RCR workshops are led by through a collaborative effort between NU-RES, faculty and senior administrators from across the University. In person RCR workshops will include the following topics:

  • Mentor and trainee responsibilities;
  • Authorship, publication & peer review;
    Lab safety;
  • Grant stewardship;
  • Data acquisition, storage & management;
  • Research misconduct & conflicts of interest;
  • Human, animal & biological materials research;
  • Harassment, bullying in the workplace, diversity & inclusion;
  • The CITI online module may be taken in place of one workshop;
  • Students may apply to NU-RES to substitute one external workshop in lieu of the Northeastern RCR class (i.e. attending a symposium on data management in lieu of the RCR workshop on the same topic);and a
  • Capstone Project.

NU-RES will work with the colleges to confirm those NIH Trainees and Fellows who must complete Certification to satisfy applicable grant conditions. NU-RES will notify any such Trainees and Fellows of the next available RCR instruction courses and priority seats will be given to such Trainees and Fellows.

Additionally, any undergraduate, graduate, or fellow funded under an NSF award may complete this course in lieu of or addition to the online course.

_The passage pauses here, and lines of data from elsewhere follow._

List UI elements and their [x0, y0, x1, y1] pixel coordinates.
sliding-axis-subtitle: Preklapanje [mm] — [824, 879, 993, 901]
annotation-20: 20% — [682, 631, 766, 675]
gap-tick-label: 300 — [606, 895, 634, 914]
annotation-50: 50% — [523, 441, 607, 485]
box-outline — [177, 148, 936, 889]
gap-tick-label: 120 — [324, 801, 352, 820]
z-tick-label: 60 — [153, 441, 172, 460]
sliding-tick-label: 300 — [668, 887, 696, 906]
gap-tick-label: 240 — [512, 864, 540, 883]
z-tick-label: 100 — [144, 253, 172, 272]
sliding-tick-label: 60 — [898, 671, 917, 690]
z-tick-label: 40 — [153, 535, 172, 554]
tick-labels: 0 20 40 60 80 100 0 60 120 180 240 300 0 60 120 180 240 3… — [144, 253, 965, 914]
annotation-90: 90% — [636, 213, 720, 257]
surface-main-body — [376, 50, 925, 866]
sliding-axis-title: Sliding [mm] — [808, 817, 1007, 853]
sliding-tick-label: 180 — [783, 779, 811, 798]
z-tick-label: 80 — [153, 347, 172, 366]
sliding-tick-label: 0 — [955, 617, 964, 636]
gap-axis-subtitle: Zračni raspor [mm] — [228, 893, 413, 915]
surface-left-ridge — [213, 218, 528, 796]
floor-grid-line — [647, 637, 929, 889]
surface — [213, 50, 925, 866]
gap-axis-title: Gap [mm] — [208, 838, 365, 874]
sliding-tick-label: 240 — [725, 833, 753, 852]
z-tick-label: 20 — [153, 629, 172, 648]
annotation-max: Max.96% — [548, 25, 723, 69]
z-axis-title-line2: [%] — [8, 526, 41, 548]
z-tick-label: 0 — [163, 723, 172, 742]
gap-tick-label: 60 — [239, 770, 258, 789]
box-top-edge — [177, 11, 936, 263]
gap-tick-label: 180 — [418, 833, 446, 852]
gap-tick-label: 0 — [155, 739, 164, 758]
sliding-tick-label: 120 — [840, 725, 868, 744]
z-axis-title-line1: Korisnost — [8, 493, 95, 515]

Other students or faculty who wish to participate are always welcome to join us if there is room.

Each workshop is capped to thirty (30) participants to facilitate discussion. Sign up for upcoming workshops here.

Engineering students may elect to complete Professor Abigail Koppes’ Research Ethics Course (CHME 5185) in lieu of the RCR trainings described on this page. All the required topics are covered in CHME 5185.

All students, faculty and staff who complete any format of RCR training should keep a copy of their Certificate of Completion for their records.

When RCR training is required by the grant, it is a best practice for the PI/college to maintain copies of the certificates for any students paid off of applicable NIH and NSF grants.